Oui, mais c'est massif. C'est massif et inédit. Il y a une région comme la région Occitanie où c'est le train à 1 euro tout l'été en TER pour les jeunes. Une région comme la région Grand Est où vous avez un pass de TER à 29 euros par mois pendant tout l'été pour les jeunes. Vous avez dans les Hauts-de-France des initiatives aussi avec des billets sur les trains intercités. Je l'ai dit.
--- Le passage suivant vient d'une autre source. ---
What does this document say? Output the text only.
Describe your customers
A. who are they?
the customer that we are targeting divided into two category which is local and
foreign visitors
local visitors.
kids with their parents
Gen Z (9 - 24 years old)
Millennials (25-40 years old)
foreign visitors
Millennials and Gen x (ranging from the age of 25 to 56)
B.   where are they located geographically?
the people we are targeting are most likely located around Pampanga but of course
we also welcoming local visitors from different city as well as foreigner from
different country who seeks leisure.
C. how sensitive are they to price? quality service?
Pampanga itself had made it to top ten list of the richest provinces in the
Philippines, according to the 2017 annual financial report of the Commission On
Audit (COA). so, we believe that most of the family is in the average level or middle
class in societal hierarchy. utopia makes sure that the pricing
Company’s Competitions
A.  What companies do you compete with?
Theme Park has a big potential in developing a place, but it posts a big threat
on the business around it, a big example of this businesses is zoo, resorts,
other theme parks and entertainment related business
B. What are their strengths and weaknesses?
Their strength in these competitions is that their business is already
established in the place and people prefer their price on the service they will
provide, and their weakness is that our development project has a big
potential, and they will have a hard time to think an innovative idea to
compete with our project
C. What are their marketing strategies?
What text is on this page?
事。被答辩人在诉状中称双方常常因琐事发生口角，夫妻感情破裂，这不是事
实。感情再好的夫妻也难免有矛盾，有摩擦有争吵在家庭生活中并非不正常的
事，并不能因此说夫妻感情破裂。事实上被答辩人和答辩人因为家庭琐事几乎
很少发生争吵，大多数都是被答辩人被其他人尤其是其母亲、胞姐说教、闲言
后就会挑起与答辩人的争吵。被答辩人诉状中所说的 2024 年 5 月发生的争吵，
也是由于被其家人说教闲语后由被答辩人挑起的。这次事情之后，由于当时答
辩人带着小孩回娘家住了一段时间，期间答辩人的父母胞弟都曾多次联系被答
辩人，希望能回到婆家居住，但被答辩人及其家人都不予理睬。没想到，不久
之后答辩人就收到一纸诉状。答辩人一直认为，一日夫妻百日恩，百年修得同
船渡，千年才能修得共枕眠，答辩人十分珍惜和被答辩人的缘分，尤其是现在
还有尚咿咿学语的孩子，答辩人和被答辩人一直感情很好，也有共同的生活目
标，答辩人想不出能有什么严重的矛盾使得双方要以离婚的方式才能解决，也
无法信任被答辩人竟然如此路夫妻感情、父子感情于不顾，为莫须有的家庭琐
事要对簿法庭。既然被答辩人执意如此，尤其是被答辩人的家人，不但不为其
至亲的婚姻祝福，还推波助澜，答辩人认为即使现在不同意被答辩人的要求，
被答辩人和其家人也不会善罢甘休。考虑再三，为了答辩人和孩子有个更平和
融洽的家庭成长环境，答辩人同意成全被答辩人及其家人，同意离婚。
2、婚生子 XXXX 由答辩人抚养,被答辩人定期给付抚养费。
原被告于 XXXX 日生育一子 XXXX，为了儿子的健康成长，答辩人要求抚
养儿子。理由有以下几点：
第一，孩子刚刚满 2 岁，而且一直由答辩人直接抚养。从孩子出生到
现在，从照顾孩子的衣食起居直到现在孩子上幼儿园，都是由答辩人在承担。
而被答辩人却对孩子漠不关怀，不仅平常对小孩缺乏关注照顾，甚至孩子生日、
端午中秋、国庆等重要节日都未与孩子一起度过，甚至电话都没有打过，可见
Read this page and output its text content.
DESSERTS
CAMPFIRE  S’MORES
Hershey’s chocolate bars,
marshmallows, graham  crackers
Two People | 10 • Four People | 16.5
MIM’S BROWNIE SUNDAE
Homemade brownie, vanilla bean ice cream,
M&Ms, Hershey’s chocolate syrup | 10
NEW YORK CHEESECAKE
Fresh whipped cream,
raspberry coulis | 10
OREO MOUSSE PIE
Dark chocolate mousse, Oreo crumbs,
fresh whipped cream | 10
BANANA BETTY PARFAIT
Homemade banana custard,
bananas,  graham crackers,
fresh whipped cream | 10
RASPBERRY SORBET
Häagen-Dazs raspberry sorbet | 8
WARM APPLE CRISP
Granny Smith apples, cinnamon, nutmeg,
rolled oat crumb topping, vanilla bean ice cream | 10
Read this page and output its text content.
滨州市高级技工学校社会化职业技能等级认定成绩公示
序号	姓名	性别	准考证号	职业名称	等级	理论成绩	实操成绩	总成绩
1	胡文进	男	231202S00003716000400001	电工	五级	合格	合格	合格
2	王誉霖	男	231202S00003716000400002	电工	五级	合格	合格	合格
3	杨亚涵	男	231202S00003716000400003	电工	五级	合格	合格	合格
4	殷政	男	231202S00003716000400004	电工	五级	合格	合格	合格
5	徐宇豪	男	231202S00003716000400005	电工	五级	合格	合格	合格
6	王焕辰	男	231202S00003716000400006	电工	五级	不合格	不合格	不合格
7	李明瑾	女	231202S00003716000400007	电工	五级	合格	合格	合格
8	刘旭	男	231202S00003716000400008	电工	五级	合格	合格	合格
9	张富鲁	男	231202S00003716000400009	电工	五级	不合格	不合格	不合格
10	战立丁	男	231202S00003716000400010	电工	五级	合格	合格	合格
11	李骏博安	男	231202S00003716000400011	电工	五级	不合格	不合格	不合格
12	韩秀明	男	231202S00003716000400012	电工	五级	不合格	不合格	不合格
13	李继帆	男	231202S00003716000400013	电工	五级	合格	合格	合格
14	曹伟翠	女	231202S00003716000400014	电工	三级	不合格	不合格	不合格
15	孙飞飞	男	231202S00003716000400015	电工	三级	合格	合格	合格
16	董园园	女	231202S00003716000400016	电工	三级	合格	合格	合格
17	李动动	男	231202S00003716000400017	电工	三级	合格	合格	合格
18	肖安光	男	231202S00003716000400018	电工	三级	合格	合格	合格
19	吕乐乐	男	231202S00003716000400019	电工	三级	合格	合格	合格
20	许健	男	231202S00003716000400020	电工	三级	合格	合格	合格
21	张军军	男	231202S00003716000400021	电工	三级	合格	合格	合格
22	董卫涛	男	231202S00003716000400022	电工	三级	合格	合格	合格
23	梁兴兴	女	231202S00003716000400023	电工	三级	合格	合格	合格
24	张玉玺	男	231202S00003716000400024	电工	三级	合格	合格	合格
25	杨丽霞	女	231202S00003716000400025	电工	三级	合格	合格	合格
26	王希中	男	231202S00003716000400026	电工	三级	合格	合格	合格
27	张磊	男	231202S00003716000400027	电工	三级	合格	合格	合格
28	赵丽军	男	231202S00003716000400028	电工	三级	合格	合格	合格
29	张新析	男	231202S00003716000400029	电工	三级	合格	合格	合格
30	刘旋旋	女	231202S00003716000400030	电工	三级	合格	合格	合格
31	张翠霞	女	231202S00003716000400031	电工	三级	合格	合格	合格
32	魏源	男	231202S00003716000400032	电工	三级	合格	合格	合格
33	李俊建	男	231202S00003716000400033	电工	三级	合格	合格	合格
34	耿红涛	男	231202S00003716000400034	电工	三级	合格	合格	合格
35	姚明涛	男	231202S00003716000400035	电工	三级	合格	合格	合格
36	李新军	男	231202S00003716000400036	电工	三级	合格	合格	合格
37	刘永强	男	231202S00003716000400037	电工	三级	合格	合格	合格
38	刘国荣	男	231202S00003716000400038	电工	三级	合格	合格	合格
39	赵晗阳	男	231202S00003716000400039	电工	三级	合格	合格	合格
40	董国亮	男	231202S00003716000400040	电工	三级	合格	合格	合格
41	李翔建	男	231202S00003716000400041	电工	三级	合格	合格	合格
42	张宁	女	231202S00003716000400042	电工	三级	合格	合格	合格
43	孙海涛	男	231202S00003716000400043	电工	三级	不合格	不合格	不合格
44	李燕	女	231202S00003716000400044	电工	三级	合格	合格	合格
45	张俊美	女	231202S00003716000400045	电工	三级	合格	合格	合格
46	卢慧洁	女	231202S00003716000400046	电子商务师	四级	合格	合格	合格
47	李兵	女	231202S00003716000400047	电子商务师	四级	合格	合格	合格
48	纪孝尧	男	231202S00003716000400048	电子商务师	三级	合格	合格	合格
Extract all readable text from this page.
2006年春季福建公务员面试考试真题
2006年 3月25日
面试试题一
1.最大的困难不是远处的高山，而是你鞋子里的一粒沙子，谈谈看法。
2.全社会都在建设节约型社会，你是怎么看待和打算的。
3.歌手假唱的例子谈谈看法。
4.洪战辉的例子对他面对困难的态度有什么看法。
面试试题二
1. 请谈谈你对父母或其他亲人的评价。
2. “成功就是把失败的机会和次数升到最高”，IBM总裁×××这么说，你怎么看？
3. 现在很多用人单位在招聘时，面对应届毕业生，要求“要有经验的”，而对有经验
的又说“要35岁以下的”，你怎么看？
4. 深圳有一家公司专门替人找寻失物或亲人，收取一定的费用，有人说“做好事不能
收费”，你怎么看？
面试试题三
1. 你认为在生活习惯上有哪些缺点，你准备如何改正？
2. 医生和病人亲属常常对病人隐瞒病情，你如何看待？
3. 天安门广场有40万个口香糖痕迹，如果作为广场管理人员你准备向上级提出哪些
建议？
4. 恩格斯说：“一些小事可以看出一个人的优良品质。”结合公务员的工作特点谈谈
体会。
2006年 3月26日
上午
Il y aura une mesure de l'État sur les trains intercités
dans les prochains jours. Il y aura un soutien supplémentaire pour l'été. Après, il faut une réflexion. Ce sera un plafonnement des prix ? Il y aura une incitation supplémentaire ou des réductions supplémentaires. Les régions ont commencé. L'État le fait aussi sur les intercités. J'aurai l'occasion de le dire dans les tout prochains jours. Ce qu'on doit faire aussi de manière plus profonde parce que le prix du train, vous savez, ça revient régulièrement et pas seulement aux grandes vacances. C'est que comme l'ont fait à nos voisins, les Allemands, les Espagnols, je pense qu'il faut des offres qui soient plus claires,
plus attractives. Le paradoxe... En Allemagne, par exemple, 49 euros par mois, vous pouvez prendre tous les trains sauf les TGV. Vous pouvez même
prendre les transports en commun. C'est quand même important parce que pour les vacances, quand on parle du prix du train, souvent, c'est le TGV qui est coûteux. Et pourquoi est-ce qu'on n'a pas la même chose en France ? D'abord, le pass allemand, c'est 49 euros par mois et c'est sur les TER et les intercités, l'équivalent allemand. Le paradoxe, c'est qu'en France, je le dis, en moyenne, on paye le train moins cher que chez nos voisins européens. Alors, on a le sentiment que c'est cher pour les périodes de pointe et pour le TGV et c'est vrai. Donc, il faut faire des efforts là-dessus, notamment pour les jeunes.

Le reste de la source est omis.